Читаем Реквием разлучённым и павшим полностью

Некоторые «мамки» жили подолгу в родильном доме, они становились «няньками». Большей частью это были женщины, дети которых умирали вскоре после рождения, не оправдав надежд своих матерей на свободу.

Под благовидными предлогами, с благосклонного неведения начальства, приезжали на лечение в сангородок «мужья» из числа отличников производства. Бывало изредка, что приезжали и отцы к детям с немудреными подарками, чтобы вместе поплакать и погадать — сколько еще остается до выхода на свободу.

«Мамки» скучали без «мужей». Наличная мужская обслуга была поголовно «занята», поэтому многие «мамки» сами подготавливали себе «мужа» из числа присланных на лечение «доходяг». Иногда одного «доходягу» подкармливали две — три «мамки», но не всегда их расчеты оправдывались. «Доходяги» из заключенных знали, что при уличении в сожительстве их ожидал отдаленный лагпункт, и потому на постоянную связь отваживались не все.

Алтайский имел лоход от «мамок» как гробовых дел мастер. О том, что он непригоден как «жених», Юрий честно сказал сразу нескольким «невестам», которые, как он видел, положили на него глаз. Для женщин это было не совсем понятно: по обязанностям художника зоны ему полагалось «жениться» — как-никак, обслуга, а не больной. Гробовых дел мастером Алтайский стал совершенно неожиданно для себя. Это случилось, когда он вырезал по просьбе одной из «мамок» на березовой дощечке надпись для установки на могиле.

Блестящая, покрытая канифольным лаком дощечка с грамотной надписью, сделанной красивым шрифтом, который не смоет ни дождь, ни снег, — все это очень понравилось и самой заказчице и другим «мамкам». Младенцы умирали часто, поэтому на недостаток работы жаловаться не приходилось. А есть работа — значит, есть и еда. Правда, тушонки и яичного порошка Алтайский так и не попробовал, но ржаной хлеб, баланда и каша из соевого жома доставались ему нередко.

Наконец, наступил день, когда и его вызвали на следствие. Направляясь в следственный изолятор, Амазонку, как его называли заключенные, Алтайский испытывал чисто животный страх, не поддававшийся контролю разума, — это был страх перед голодом, который может настичь его вновь.

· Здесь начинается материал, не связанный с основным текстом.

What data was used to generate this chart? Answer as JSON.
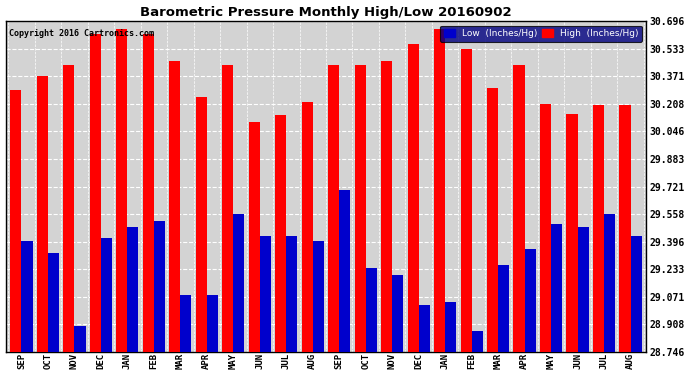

Пока дежурный надзиратель в изоляторе принимал Алтайского, он огляделся. Сени и коридор, делят изолятор поровну, в коридоре четыре глухие двери с тяжелыми засовами, за ними — камеры, в конце коридора печь. Удушливый и специфический тюремный запах-меланж: грязных одежд, пыли, клопов, нечистых параш и людей.

Был слышен смутный говор. Из одной камеры его окликнули:

— Юра, давай к нам!

Надзиратель больше для вида обыскал Алтайского.

— Туда, что ли? — спросил он, указывая на камеру, из которой окликнули Алтайского.

Тот согласно кивнул головой. Когда тяжелая дверь лязгнула за ним засовом, Алтайский утонул во мраке и море обостренных тюремных запахов. Перед носом он мутно различил верхний ярус сплошных нар, выше которых из маленького обрешеченного оконца пробивался свет.

Оглядываясь и привыкая к темноте, Алтайский сначала ткнулся ногой во что-то твердое, по неблаговонию определил — параша. Затем различил головы, нижний ярус нар, деревянную бочку с расширяющимся низом.

По-настоящему знакомых в камере не было. Окликнувший Алтайского Иосиф Бессехес был ему знаком тоже весьма поверхностно — не владея ни китайским, ни японским языком, он однажды обратился к Алтайскому, когда тот еще работал в Харбине, в билетной кассе, с просьбой помочь ему разыскать багаж, потерявшийся где-то на долгом пути из Германии, откуда Бессехес уехал после прихода к власти национал-социалистов.

— Если не боишься сквозняков, ложись рядом со мной к окну, — предложил усатый чернявый человек лет тридцати с острыми темными глазами. — Спать будем на моей телогрейке, она толще и теплей, а твоя позуже, будем ею на ночь закрывать окно.

Алтайский взгромоздился на верхние нары, достал кисет, за которым тотчас протянулось множество рук, и кусок газеты.

— Стой! — сказал усатый. — Одну закуривает хозяин, другая — одна на всех!

— Нет! Ну, две… Петя! — взмолились сразу несколько голосов.

Петя прикинул кисет на руке и сказал:

— Ладно.

Алтайский начал заворачивать тугую цыгарку, при этом просыпал несколько крошек.

— Так дело не пойдет, — строго сказал Петя. — Хоть табак и твой, просыпать его — все равно не дело. Давай снасть, — буркнул он куда-то вниз, и в его руке появилась конусовидная палочка. Он обернул ее бумажкой, помусолил, подвернул нижний конец и снял готовый, открытый с одного конца цилиндр. Насыпал табак над кисетом, подвернул другой конец и показал готовую цыгарку. — Вот так.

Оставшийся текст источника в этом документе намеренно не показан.